Petition Seeks Delisting of Pacific Northwest Orcas

by Laura Petersen, E&E reporter

The population of killer whales that resides primarily in Puget Sound doesn’t deserve Endangered Species Act protection, the conservative Pacific Legal Foundation says in a delisting petition filed today with the Obama administration.The petition sent to the National Oceanic and Atmospheric Administration argues the orcas shouldn’t have been listed in 2006 because they are not a distinct population different from other killer whales that are thriving elsewhere.“When a species as a whole isn’t endangered, government can’t invent a justification for ESA regulations by arbitrarily carving out a single geographical area and focusing only on the species’ numbers in that narrow zone,” said Damien Schiff, the foundation’s principal attorney.

Furthermore, he said, the Endangered Species Act doesn’t allow for distinct populations of subspecies to be listed, only distinct populations of species.
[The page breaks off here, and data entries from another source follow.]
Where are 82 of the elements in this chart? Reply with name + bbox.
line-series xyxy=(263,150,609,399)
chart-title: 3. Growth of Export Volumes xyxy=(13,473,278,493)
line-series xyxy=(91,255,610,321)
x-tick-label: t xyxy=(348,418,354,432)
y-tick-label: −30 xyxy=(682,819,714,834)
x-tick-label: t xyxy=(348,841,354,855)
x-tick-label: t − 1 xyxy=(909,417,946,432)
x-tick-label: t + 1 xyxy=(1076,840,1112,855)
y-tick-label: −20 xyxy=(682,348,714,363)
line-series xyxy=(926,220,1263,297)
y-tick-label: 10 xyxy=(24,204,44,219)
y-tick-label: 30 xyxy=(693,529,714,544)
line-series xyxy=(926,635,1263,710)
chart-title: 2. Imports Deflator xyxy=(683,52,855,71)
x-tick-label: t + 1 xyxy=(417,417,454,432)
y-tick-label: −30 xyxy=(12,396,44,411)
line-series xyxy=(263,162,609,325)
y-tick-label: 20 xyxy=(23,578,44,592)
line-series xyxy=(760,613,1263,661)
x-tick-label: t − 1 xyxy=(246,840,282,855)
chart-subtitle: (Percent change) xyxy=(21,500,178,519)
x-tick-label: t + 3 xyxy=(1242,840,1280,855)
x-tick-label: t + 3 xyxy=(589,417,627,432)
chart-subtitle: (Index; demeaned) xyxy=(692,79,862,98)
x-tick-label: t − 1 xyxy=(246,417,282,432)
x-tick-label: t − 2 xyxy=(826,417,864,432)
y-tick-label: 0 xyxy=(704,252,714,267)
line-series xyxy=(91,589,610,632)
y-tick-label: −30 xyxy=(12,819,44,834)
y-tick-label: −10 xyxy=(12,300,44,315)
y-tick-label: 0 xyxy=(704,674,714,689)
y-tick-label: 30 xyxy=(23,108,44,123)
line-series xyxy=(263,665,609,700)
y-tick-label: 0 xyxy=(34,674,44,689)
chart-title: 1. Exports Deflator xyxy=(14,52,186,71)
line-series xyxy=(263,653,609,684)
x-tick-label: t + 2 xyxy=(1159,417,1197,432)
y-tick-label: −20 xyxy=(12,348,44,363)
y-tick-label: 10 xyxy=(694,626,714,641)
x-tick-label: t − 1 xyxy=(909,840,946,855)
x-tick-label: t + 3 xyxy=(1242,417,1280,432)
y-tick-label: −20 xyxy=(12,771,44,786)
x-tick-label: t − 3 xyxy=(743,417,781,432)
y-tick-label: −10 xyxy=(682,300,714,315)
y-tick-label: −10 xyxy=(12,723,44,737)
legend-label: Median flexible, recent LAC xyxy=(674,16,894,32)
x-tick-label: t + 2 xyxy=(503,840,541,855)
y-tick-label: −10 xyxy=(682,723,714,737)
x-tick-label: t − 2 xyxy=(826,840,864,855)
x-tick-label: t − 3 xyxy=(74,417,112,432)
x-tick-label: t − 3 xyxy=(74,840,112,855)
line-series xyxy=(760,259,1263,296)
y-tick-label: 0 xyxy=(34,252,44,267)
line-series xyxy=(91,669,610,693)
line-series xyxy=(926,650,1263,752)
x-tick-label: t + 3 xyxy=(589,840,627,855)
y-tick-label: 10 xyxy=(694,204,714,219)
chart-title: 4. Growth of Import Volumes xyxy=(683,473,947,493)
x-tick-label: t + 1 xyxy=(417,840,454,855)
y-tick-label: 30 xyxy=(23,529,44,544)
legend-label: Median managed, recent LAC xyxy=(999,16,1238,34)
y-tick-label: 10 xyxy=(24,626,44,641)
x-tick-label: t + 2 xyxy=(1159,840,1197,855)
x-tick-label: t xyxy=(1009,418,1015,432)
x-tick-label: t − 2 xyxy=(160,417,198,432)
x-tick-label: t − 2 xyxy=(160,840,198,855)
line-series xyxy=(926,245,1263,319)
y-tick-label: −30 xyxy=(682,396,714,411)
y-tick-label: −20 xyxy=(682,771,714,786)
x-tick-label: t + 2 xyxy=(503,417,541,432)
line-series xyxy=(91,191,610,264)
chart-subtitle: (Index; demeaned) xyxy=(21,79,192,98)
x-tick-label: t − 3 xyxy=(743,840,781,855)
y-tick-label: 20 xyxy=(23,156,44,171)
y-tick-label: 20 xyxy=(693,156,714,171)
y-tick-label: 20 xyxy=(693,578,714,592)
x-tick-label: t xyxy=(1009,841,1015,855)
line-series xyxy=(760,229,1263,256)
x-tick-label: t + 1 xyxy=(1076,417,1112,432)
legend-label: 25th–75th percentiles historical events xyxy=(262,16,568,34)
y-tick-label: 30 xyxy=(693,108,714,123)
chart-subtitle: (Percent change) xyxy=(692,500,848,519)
The foundation filed the petition on behalf of two California farms and the Center for Environmental Science, Accuracy and Reliability (CESAR).

Farmers in San Joaquin Valley are facing water restrictions from the Sacramento-San Joaquin Delta due to several endangered species listings, including the orcas that feed on fish that spawn in the delta, the petition argues.

CESAR is a California-based nonprofit that says it aims to “bring scientific rigor to environmental regulatory decisions.” Among its consultants is Julie MacDonald, the former Interior Department deputy assistant secretary who was found by the department’s inspector general to have meddled in scientific decisions on endangered species listings during the George W. Bush administration.

Brendan Cummings, senior counsel for the Center for Biological Diversity, the nonprofit that filed the original petition to list the orca population, called PLF’s arguments “completely out of touch with current science.”

The Bush administration had initially denied the petition on the grounds that orcas are the same throughout the oceans and therefore this was not a significant population in need of protection, Cummings said. The center sued and the court agreed the scientific literature showed there are differences among orcas, such as those that feed on fish versus those that feed on seals and other marine mammals, he said.

This population is unique because it does not breed with other groups, is a “resident” population that feeds on fish and is significant as a top predator in the Puget Sound ecosystem, Cummings said.